Miles Jay Allison - Chairman of the Board and CEO
And we've got offset wells that we've -- we're nonop in average 1,600, 1,800 barrels a day as IP rate. So we're privy to how they completed that and Mike knows that. So yes, I mean, we look at that. And that's why we think instead of 83 or 85 additional undrilled locations, we probably have maybe 230 something undrilled locations because the spacing is completely different than our old spacing and our performance is materially better than our old performance.
Operator
(Operator Instructions) We have a follow-up question from Ron Mills.
Ronald E. Mills - Analyst
Just clarification on the 20 gross Haynesville wells this year, is -- do you all have an expected split between the JV acreage and your legacy acreage?
Roland O. Burns - President, CFO, Secretary and Director
Yes, Ron. I think there are 4 gross wells and really 1 net well kind of included in there for the JV in our total. The rest of them are the company acreage wells.
Ronald E. Mills - Analyst
Great. And then just a clarification on the cost. I know you've been talking about $8.5 million well cost, Mack, for a 7,500-foot lateral. Is that -- have you already factored in your -- a 10% increase in those well economics you presented in prior presentations?
Mack D. Good - COO
Yes. Yes, sorry, Ron. Yes, we did factor that in.
Operator
And I'm showing no further questions. I would now like to turn the call back to Jay Allison for any further remarks.
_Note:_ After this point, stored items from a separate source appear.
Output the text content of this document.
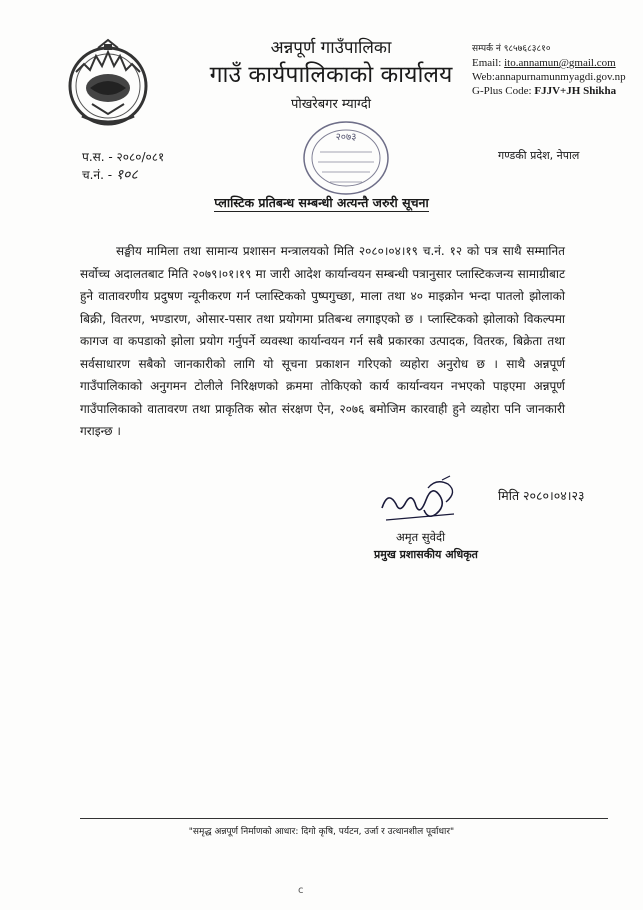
अन्नपूर्ण गाउँपालिका
गाउँ कार्यपालिकाको कार्यालय
पोखरेबगर म्याग्दी
सम्पर्क नं ९८५७६८३८१०
Email: ito.annamun@gmail.com
Web:annapurnamunmyagdi.gov.np
G-Plus Code: FJJV+JH Shikha
२०७३
प.स. - २०८०/०८१
च.नं. - १०८
गण्डकी प्रदेश, नेपाल
प्लास्टिक प्रतिबन्ध सम्बन्धी अत्यन्तै जरुरी सूचना
सङ्घीय मामिला तथा सामान्य प्रशासन मन्त्रालयको मिति २०८०।०४।१९ च.नं. १२ को पत्र साथै सम्मानित सर्वोच्च अदालतबाट मिति २०७९।०१।१९ मा जारी आदेश कार्यान्वयन सम्बन्धी पत्रानुसार प्लास्टिकजन्य सामाग्रीबाट हुने वातावरणीय प्रदुषण न्यूनीकरण गर्न प्लास्टिकको पुष्पगुच्छा, माला तथा ४० माइक्रोन भन्दा पातलो झोलाको बिक्री, वितरण, भण्डारण, ओसार-पसार तथा प्रयोगमा प्रतिबन्ध लगाइएको छ । प्लास्टिकको झोलाको विकल्पमा कागज वा कपडाको झोला प्रयोग गर्नुपर्ने व्यवस्था कार्यान्वयन गर्न सबै प्रकारका उत्पादक, वितरक, बिक्रेता तथा सर्वसाधारण सबैको जानकारीको लागि यो सूचना प्रकाशन गरिएको व्यहोरा अनुरोध छ । साथै अन्नपूर्ण गाउँपालिकाको अनुगमन टोलीले निरिक्षणको क्रममा तोकिएको कार्य कार्यान्वयन नभएको पाइएमा अन्नपूर्ण गाउँपालिकाको वातावरण तथा प्राकृतिक स्रोत संरक्षण ऐन, २०७६ बमोजिम कारवाही हुने व्यहोरा पनि जानकारी गराइन्छ ।
मिति २०८०।०४।२३
अमृत सुवेदी
प्रमुख प्रशासकीय अधिकृत
"समृद्ध अन्नपूर्ण निर्माणको आधार: दिगो कृषि, पर्यटन, उर्जा र उत्थानशील पूर्वाधार"
c
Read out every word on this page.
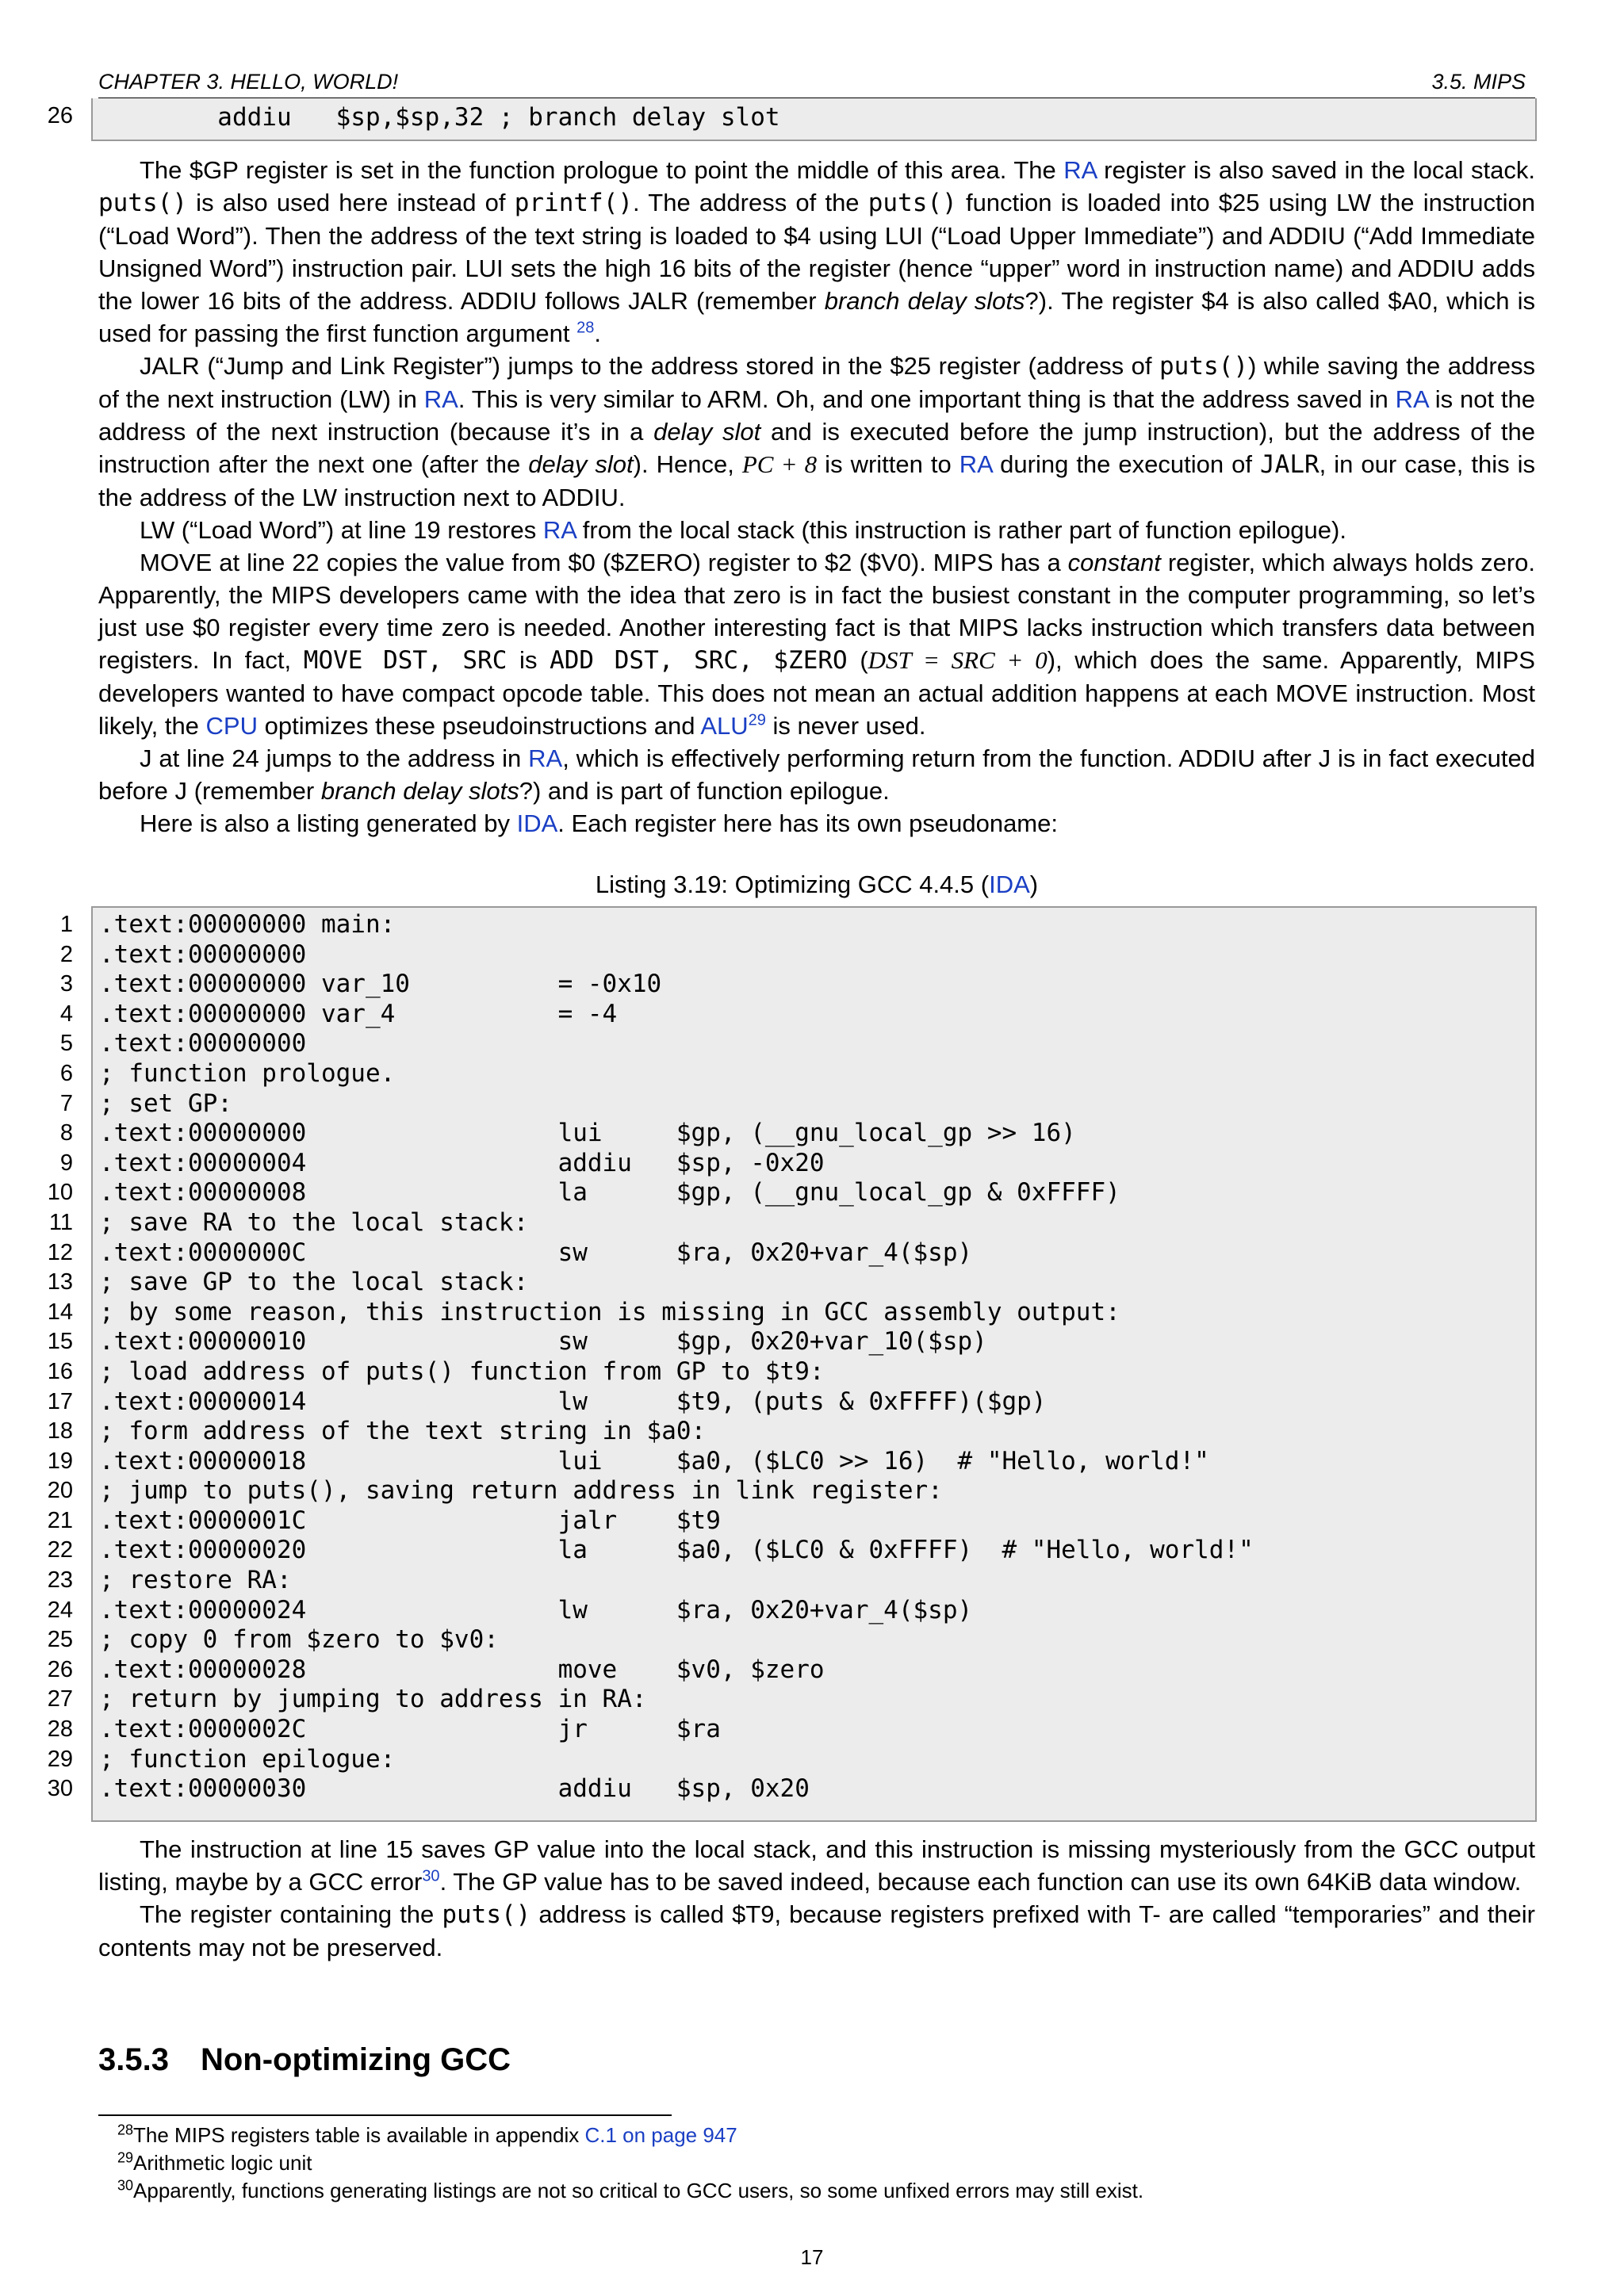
CHAPTER 3. HELLO, WORLD!	3.5. MIPS
26 addiu   $sp,$sp,32 ; branch delay slot

The $GP register is set in the function prologue to point the middle of this area. The RA register is also saved in the local stack. puts() is also used here instead of printf(). The address of the puts() function is loaded into $25 using LW the instruction (“Load Word”). Then the address of the text string is loaded to $4 using LUI (“Load Upper Immediate”) and ADDIU (“Add Immediate Unsigned Word”) instruction pair. LUI sets the high 16 bits of the register (hence “upper” word in instruction name) and ADDIU adds the lower 16 bits of the address. ADDIU follows JALR (remember branch delay slots?). The register $4 is also called $A0, which is used for passing the first function argument $^{28}$.

JALR (“Jump and Link Register”) jumps to the address stored in the $25 register (address of puts()) while saving the address of the next instruction (LW) in RA. This is very similar to ARM. Oh, and one important thing is that the address saved in RA is not the address of the next instruction (because it’s in a delay slot and is executed before the jump instruction), but the address of the instruction after the next one (after the delay slot). Hence, PC + 8 is written to RA during the execution of JALR, in our case, this is the address of the LW instruction next to ADDIU.

LW (“Load Word”) at line 19 restores RA from the local stack (this instruction is rather part of function epilogue).

MOVE at line 22 copies the value from $0 ($ZERO) register to $2 ($V0). MIPS has a constant register, which always holds zero. Apparently, the MIPS developers came with the idea that zero is in fact the busiest constant in the computer programming, so let’s just use $0 register every time zero is needed. Another interesting fact is that MIPS lacks instruction which transfers data between registers. In fact, MOVE DST, SRC is ADD DST, SRC, $ZERO (DST = SRC + 0), which does the same. Apparently, MIPS developers wanted to have compact opcode table. This does not mean an actual addition happens at each MOVE instruction. Most likely, the CPU optimizes these pseudoinstructions and ALU$^{29}$ is never used.

J at line 24 jumps to the address in RA, which is effectively performing return from the function. ADDIU after J is in fact executed before J (remember branch delay slots?) and is part of function epilogue.

Here is also a listing generated by IDA. Each register here has its own pseudoname:

Listing 3.19: Optimizing GCC 4.4.5 (IDA)
1
2
3
4
5
6
7
8
9
10
11
12
13
14
15
16
17
18
19
20
21
22
23
24
25
26
27
28
29
30
.text:00000000 main:
.text:00000000
.text:00000000 var_10          = -0x10
.text:00000000 var_4           = -4
.text:00000000
; function prologue.
; set GP:
.text:00000000                 lui     $gp, (__gnu_local_gp >> 16)
.text:00000004                 addiu   $sp, -0x20
.text:00000008                 la      $gp, (__gnu_local_gp & 0xFFFF)
; save RA to the local stack:
.text:0000000C                 sw      $ra, 0x20+var_4($sp)
; save GP to the local stack:
; by some reason, this instruction is missing in GCC assembly output:
.text:00000010                 sw      $gp, 0x20+var_10($sp)
; load address of puts() function from GP to $t9:
.text:00000014                 lw      $t9, (puts & 0xFFFF)($gp)
; form address of the text string in $a0:
.text:00000018                 lui     $a0, ($LC0 >> 16)  # "Hello, world!"
; jump to puts(), saving return address in link register:
.text:0000001C                 jalr    $t9
.text:00000020                 la      $a0, ($LC0 & 0xFFFF)  # "Hello, world!"
; restore RA:
.text:00000024                 lw      $ra, 0x20+var_4($sp)
; copy 0 from $zero to $v0:
.text:00000028                 move    $v0, $zero
; return by jumping to address in RA:
.text:0000002C                 jr      $ra
; function epilogue:
.text:00000030                 addiu   $sp, 0x20

The instruction at line 15 saves GP value into the local stack, and this instruction is missing mysteriously from the GCC output listing, maybe by a GCC error$^{30}$. The GP value has to be saved indeed, because each function can use its own 64KiB data window.

The register containing the puts() address is called $T9, because registers prefixed with T- are called “temporaries” and their contents may not be preserved.

3.5.3 Non-optimizing GCC
$^{28}$The MIPS registers table is available in appendix C.1 on page 947
$^{29}$Arithmetic logic unit
$^{30}$Apparently, functions generating listings are not so critical to GCC users, so some unfixed errors may still exist.
17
Miles Jay Allison - Chairman of the Board and CEO
All right. Again, everyone that's continued to listen, I mean, we cannot, as a management group, thank you enough for trusting us. And as I've said at the very beginning of this call, in the future, it's our corporate goal to give you the operation results that were a result in the conversion of our second lien notes, which, again, would talk about liquidity and balance sheet but that will significantly improve our balance sheet. So that's what we're working for, and all of you know that. So again, thank you for listening.
Operator
Ladies and gentlemen, thank you for participating in today's conference. You may all disconnect. Everyone, have a great day.